Ladner v. Rieger

Laughlin, J.:

The record neither contains the decision to which the notice of appeal refers as having been made on the 3d day of Feb*696ruary, 1913, nor the interlocutory judgment said to have been entered thereon; nor does it contain any order which purports" to set aside that decision. It does contain the interlocutory judgment from which the appeal is taken and the decision on which the same was entered. It also contains an order reciting a decision and interlocutory judgment of February 3, 1913, that the trial justice inadvertently refused to find plaintiff’s fourth proposed finding of fact, which was supported by the evidence, and owing to that error refused to find the second conclusion of law “in its entirety” as proposed by plaintiff, and the third conclusion of law proposed by the plaintiff, both of which conclusions of law were proper, and that the findings and conclusions made at the request of the defendants under date of February 3, 1913, contrary to the findings and conclusions proposed by the plaintiff, were made owing to “a misconception of the pleadings,” and that the proposed findings of fact and conclusions of law submitted by the plaintiff were proper, and that the second and third conclusions of law submitted on behalf of defendants were neither supported by the evidence nor in conformity with the pleadings, and vacating the interlocutory judgment signed on the 3d day of February, 1913.

The action is for an accounting by tenants in common concerning rents, issues and profits alleged to have been received by them for six consecutive specified months commencing with January, 1912. The plaintiff in her complaint failed to allege when the tenancy in common commenced; but according to the evidence, which is in the record and uncontroverted, the plaintiff showed that the tenancy in common commenced on the 19th day of September, 1910, and on findings proposed by the defendants and dated January 21, 1913, the trial court found that the parties have been tenants in common since the 20th day of September, 1910, which is the date the deed to the plaintiff was recorded. It is possible that, by the order to which reference has been made, the trial justice intended to annul this finding, but if so, as has been seen, the order did not accomplish the purpose. Moreover, that is immaterial, since the evidence is uncontroverted as to the time when the parties became tenants in common.

*697The only point to the controversy presented by the appeal is whether the defendants should be required to account for the entire period "the parties have owned the premises in common, or only for the six months specified in the complaint. By the second and third conclusions of law, which were made at the request of the defendants and which it was intended by the order to annul, the court directed an accounting from the commencement of the period of ownership in common, and directed that the defendants be credited with any and all sums of money disbursed or expended by them or either of them in and for the maintenance, care and preservation of the property. We are of opinion that those conclusions of law were proper, and without passing upon the authority of the court on motion to annul them, we are of opinion that on the merits they should not have been annulled. Manifestly an accounting, as between tenants in common, should cover the entire period of the common ownership for which no accounting has been had.

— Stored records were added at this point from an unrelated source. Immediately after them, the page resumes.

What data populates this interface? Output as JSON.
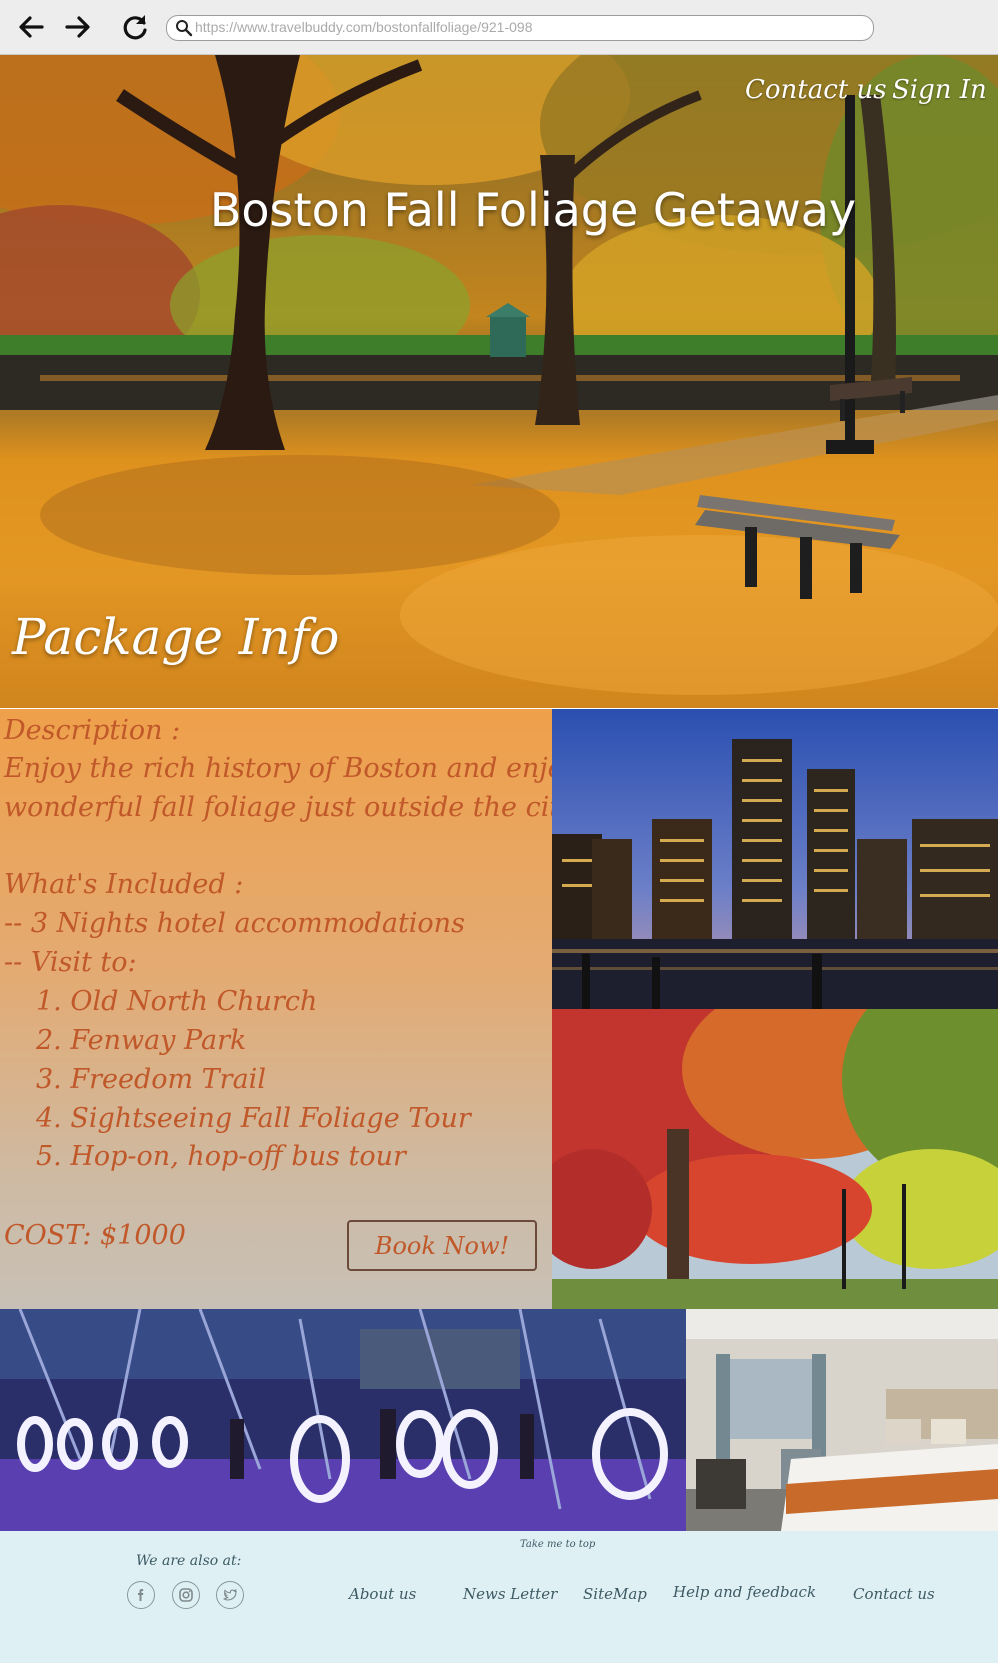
{
  "browser": {
    "url": "https://www.travelbuddy.com/bostonfallfoliage/921-098",
    "icons": [
      "back-arrow-icon",
      "forward-arrow-icon",
      "reload-icon",
      "search-icon"
    ]
  },
  "header": {
    "contact_label": "Contact us",
    "signin_label": "Sign In",
    "title": "Boston Fall Foliage Getaway",
    "section_label": "Package Info"
  },
  "package": {
    "description_heading": "Description :",
    "description_line1": "Enjoy the rich history of Boston and enjoy the",
    "description_line2": "wonderful fall foliage just outside the city",
    "included_heading": "What's Included :",
    "included_hotel": "-- 3 Nights hotel accommodations",
    "included_visit": "-- Visit to:",
    "visits": [
      "1. Old North Church",
      "2. Fenway Park",
      "3. Freedom Trail",
      "4. Sightseeing Fall Foliage Tour",
      "5. Hop-on, hop-off bus tour"
    ],
    "cost": "COST: $1000",
    "book_label": "Book Now!"
  },
  "footer": {
    "take_top": "Take me to top",
    "also_at": "We are also at:",
    "social": [
      "facebook-icon",
      "instagram-icon",
      "twitter-icon"
    ],
    "links": [
      "About us",
      "News Letter",
      "SiteMap",
      "Help and feedback",
      "Contact us"
    ]
  },
  "colors": {
    "panel_text": "#c0582a",
    "footer_bg": "#dff0f5",
    "footer_text": "#3d5a63"
  }
}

It follows, therefore, that the decision upon which the interlocutory judgment from which the appeal is taken was entered should be modified by inserting, as an additional finding numbered “Eighth,” the third finding of fact as found by the trial justice in the proposed findings of fact and conclusions of law submitted January 27,1913, by the defendants, and by substituting for the conclusions of law the conclusions of law contained in said proposed findings of fact and conclusions of law dated January 27, 1913, submitted by the defendants; and the interlocutory judgment should be modified to conform to the conclusions of law in the decision as thus amended, and as thus modified affirmed, with costs of the appeal to appellants, to be inserted in the final judgment.

Ingraham, P. J., McLaughlin, Dowling and Hotchkiss, JJ., concurred.

Judgment modified as directed in opinion and as modified affirmed, with costs of appeal to appellants. Order to be settled on notice.